The course will examine urban development in medieval Europe from the Early Middle Ages (and a few detours to Late Antiquity) to the early Modern Period with a special focus on settlement topography. We will discuss urban morphology, criteria of urbanity, and urban typology in general and in the context of (European) regional as well as global urban developments. Since towns are the most dynamic types of human settlements, modern metropolises often hide their historical phases. In order to trace the elements of urban heritage (historical buildings, actors, and actions) in present-day urban fabrics, one must understand the general trends and characteristics of medieval (regional) urbanism. The aim of this course is, therefore, to investigate different types of sources related to the topography, their character, and their methodological usability for urban topographical reconstructions. The course consists of general introductions to individual topics (provided by the instructor and by some invited colleagues) and regular discussions of the assigned readings during the class. The course will also provide several opportunities for field work by organizing guided visits to external institutions (archives and archaeological sites). 

Learning Outcomes: 

During the course, the students will familiarize themselves with different sources and methodologies concerning urban history and urban topography as well as the current research trends. The course will concentrate on the following topics: urban morphology, urban typology, towns and their environment, towns and their lords, and the effects of religions, social groups, and their economic and daily activities on topographical characteristics of medieval towns and urban-like settlements. It will provide an overview of the different methodological approaches to urban history; in order to assist the students in developing a comprehensive and critical understanding of the major debates within the relevant seminal studies and their impact on present-day scholarship. The aim of the course is for the students to enhance on the following skills: the ability for independent orientation in multidisciplinary research environment, the application of innovative methodology on diverse source material, and (comparative) assessment of different historiographical (regional) approaches. 

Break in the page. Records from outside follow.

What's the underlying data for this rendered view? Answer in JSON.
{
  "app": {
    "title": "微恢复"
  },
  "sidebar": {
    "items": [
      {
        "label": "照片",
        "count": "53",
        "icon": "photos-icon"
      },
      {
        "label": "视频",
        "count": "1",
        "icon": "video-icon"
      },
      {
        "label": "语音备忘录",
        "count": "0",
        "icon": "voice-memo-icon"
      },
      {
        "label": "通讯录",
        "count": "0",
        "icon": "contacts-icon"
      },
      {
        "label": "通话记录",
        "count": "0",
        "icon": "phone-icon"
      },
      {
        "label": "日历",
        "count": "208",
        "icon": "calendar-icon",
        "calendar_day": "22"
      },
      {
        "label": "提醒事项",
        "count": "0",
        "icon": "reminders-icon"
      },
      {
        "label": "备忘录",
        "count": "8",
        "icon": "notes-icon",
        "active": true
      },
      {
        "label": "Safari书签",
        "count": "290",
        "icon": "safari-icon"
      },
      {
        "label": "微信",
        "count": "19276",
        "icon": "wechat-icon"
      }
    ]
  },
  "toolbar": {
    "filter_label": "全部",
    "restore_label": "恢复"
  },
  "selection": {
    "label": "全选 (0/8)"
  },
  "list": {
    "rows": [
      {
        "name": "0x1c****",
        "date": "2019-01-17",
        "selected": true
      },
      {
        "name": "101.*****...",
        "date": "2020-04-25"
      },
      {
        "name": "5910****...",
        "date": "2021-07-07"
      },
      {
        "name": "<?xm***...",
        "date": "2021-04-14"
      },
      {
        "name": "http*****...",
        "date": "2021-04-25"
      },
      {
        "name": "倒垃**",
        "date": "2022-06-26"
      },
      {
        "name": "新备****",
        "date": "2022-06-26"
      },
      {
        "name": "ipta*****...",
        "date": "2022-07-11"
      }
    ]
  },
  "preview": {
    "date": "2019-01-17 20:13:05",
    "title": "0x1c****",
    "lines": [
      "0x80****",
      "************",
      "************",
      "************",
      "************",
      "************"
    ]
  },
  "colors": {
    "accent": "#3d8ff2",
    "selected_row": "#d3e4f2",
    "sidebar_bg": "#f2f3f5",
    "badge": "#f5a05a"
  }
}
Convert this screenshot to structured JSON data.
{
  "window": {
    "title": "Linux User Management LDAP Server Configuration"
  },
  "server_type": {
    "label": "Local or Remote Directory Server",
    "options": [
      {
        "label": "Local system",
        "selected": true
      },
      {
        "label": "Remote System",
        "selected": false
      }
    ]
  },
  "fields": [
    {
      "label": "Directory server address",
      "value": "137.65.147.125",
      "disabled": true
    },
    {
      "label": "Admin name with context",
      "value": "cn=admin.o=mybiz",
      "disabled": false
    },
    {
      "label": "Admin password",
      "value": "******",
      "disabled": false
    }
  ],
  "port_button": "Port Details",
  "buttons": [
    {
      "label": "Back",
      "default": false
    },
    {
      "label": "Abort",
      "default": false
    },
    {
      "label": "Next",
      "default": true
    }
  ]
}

Progress in the course will be evaluated as follows: 

  1. Class Participation 40% 

Class participation means regular attendance (at least 10 out of the 12 sessions – missing is only with good reasoning allowed), preparation for the classes (with a one-page written resume and/or reflection on selected sources), in-class comments and questions related to the weekly lectures and readings.* 

  1. In-class Presentation 20% 

The student should choose among the themes of the seminar (as agreed in the introductory meeting) and should prepare a short, in-class oral presentation (c.1015 minutes) with a proper power-point presentation. 

  1. Term Paper 40% 

The term paper is a fifteen-page paper (Times New Roman, letter size 12, space 1.5, margins 2cm) case study on the chosen topic discussed during the term, chosen by the student and accepted by the instructor, linked to the themes of the seminars and the in-class presentation. 


*Additional note: during a few occasions, instead of the in-class meeting, we are going to visit an institution and/or do an on-site walking tour with guided presentation. These occasions will be announced in time. Please be prepared to be punctually there on the given site ca. half an hour away from the CEU main building. 

**Two additional “excursions/field tripscan be arranged for the course. This will be discussed in class with the participating students.